# Pivot‑Table Practice Lab (21 Questions)

Each question simulates a small DataFrame.  
**Your task:** create the requested pivot table (or tidy reshape) *below the simulation cell*.
Once you are finished, you can meet with your group. 

---



# Tidy Data Frame

A **tidy data frame** follows three simple rules:

1. **Each variable** is a column.  
2. **Each observation** (or case) is a row.  
3. **Each value** is a single cell.

For example, this is _tidy_:

| country | year | population |
| ------- | ---- | ---------- |
| A       | 2000 | 1,000,000  |
| A       | 2010 | 1,100,000  |
| B       | 2000 | 500,000    |
| B       | 2010 | 600,000    |


Here “country”, “year”, and “population” are each their own columns, and every row is one observation.

---

# Pivot Table

A **pivot table** is a way to **reshape** and **summarize** data:

- **Rows** and **columns** become grouping variables.  
- **Cell values** are computed by applying an aggregation (sum, mean, count, etc.) to the data in each group.

Using the same data, a pivot table showing population by country and year might look like:

| country | 2000      | 2010      |
| ------- | --------- | --------- |
| A       | 1,000,000 | 1,100,000 |
| B       | 500,000   | 600,000   |


Here we’ve “pivoted” the year values into separate columns and filled in the population.

---

# Wide vs.
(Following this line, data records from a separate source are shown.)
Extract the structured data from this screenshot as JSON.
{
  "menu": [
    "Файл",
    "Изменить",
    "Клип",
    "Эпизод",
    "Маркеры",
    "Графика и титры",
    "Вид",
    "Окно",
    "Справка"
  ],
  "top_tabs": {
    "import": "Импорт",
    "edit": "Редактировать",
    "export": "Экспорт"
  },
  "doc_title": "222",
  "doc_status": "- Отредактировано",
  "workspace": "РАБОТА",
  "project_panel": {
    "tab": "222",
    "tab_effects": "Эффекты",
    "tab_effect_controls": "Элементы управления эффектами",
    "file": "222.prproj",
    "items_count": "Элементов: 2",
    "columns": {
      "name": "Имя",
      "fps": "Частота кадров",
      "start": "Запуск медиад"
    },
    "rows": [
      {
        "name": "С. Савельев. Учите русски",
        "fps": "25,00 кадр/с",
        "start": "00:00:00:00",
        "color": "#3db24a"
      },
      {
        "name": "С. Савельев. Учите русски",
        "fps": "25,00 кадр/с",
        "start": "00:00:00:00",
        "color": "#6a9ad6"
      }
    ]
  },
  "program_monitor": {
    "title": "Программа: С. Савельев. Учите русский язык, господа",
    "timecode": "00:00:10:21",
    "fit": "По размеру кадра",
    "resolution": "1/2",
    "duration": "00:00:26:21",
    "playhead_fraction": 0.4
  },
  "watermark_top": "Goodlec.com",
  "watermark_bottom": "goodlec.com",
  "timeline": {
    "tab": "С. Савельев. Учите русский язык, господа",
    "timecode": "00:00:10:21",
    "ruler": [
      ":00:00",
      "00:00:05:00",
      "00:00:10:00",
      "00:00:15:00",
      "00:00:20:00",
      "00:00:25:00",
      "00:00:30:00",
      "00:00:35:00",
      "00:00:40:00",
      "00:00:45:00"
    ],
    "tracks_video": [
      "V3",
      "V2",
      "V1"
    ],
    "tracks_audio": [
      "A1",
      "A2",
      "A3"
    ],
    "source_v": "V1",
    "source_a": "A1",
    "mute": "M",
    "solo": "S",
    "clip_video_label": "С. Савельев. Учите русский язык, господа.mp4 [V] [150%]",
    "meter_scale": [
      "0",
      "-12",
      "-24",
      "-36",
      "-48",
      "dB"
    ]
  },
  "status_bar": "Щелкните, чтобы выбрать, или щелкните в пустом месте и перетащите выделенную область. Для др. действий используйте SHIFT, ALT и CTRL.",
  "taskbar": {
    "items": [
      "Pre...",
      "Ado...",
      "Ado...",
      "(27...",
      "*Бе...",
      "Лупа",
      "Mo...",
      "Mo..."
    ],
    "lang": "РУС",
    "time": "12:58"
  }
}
Long Format

- **Wide format**  
  - Variables that could be rows (e.g. “year”) become separate columns.  
  - Good for human‐readable tables or specific plotting functions.  

| country | pop\_2000 | pop\_2010 |
| ------- | --------- | --------- |
| A       | 1,000,000 | 1,100,000 |
| B       | 500,000   | 600,000   |


- **Long format**  
- Each row is one measurement; variable names live in a single column, with their values in another.  
- Ideal for most data‐analysis and plotting libraries (e.g., pandas “melt”).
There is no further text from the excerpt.